E Alexandra completa:

“Marcou-me muito a palestra de Ken Gergen, que nos contou que há mais um elemento essencial a ser considerado nas ideias Construcionistas Sociais, a qualidade da relação que estabelecemos com o outro. O foco apenas na linguagem traz o risco de um cognitivismo, como se bastasse apenas mudar a palavra para mudar o nosso entorno. Gergen disse ainda que a forma do vínculo estabelecida numa relação colaborativa é primordial para gerarmos transformações”.

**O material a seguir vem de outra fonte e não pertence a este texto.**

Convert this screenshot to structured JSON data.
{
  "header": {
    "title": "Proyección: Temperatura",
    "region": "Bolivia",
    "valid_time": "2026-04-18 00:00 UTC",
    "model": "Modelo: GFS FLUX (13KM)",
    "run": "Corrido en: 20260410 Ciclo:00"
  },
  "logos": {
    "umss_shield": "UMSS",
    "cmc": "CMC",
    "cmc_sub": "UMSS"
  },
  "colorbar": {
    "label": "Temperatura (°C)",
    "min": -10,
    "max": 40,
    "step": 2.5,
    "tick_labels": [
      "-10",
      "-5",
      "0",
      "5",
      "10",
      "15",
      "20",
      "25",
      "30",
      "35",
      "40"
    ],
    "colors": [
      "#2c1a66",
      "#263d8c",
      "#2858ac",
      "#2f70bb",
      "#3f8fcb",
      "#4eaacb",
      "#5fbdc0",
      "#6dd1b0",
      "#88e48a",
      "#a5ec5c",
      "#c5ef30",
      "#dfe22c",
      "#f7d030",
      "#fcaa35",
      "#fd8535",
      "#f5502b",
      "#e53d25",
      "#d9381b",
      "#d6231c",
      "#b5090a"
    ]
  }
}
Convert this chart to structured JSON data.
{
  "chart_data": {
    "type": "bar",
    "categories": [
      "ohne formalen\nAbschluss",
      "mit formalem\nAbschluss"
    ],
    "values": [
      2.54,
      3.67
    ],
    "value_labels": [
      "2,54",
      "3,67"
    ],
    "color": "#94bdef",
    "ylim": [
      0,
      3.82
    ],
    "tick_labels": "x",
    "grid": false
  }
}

As três participantes contam ainda que ficaram impressionadas não apenas com a quantidade – foram vinte brasileiros apresentando seus trabalhos em formato de oficina, espaços de conversa, pôsteres e sessões de “Tad Talks” (apresentações rápidas com slides somente com imagens) – como a qualidade desses trabalhos. Helena participou de uma dessas sessões, apresentando o projeto “Jovens Solidários”, que vem sendo desenvolvido em parceria com Paula Ayub (psicóloga e terapeuta de família de São Paulo que coordena o Centro de Convivência Movimento, voltado para jovens neuroatípicos – como são hoje denominados aqueles que têm transtorno do espectro do autismo – TEA). Na sua avaliação, a nossa produção não fica a dever nada às dos demais países. Cecília complementa: “Ao lado do orgulho, fiquei feliz de ter conhecido pessoas com quem seguir conversando no Brasil e continuar aprendendo, ampliando o pertencimento a uma rede que poderá seguir propondo práticas colaborativas para, como propôs Gergen na Plenária de encerramento, ‘construir um futuro’”.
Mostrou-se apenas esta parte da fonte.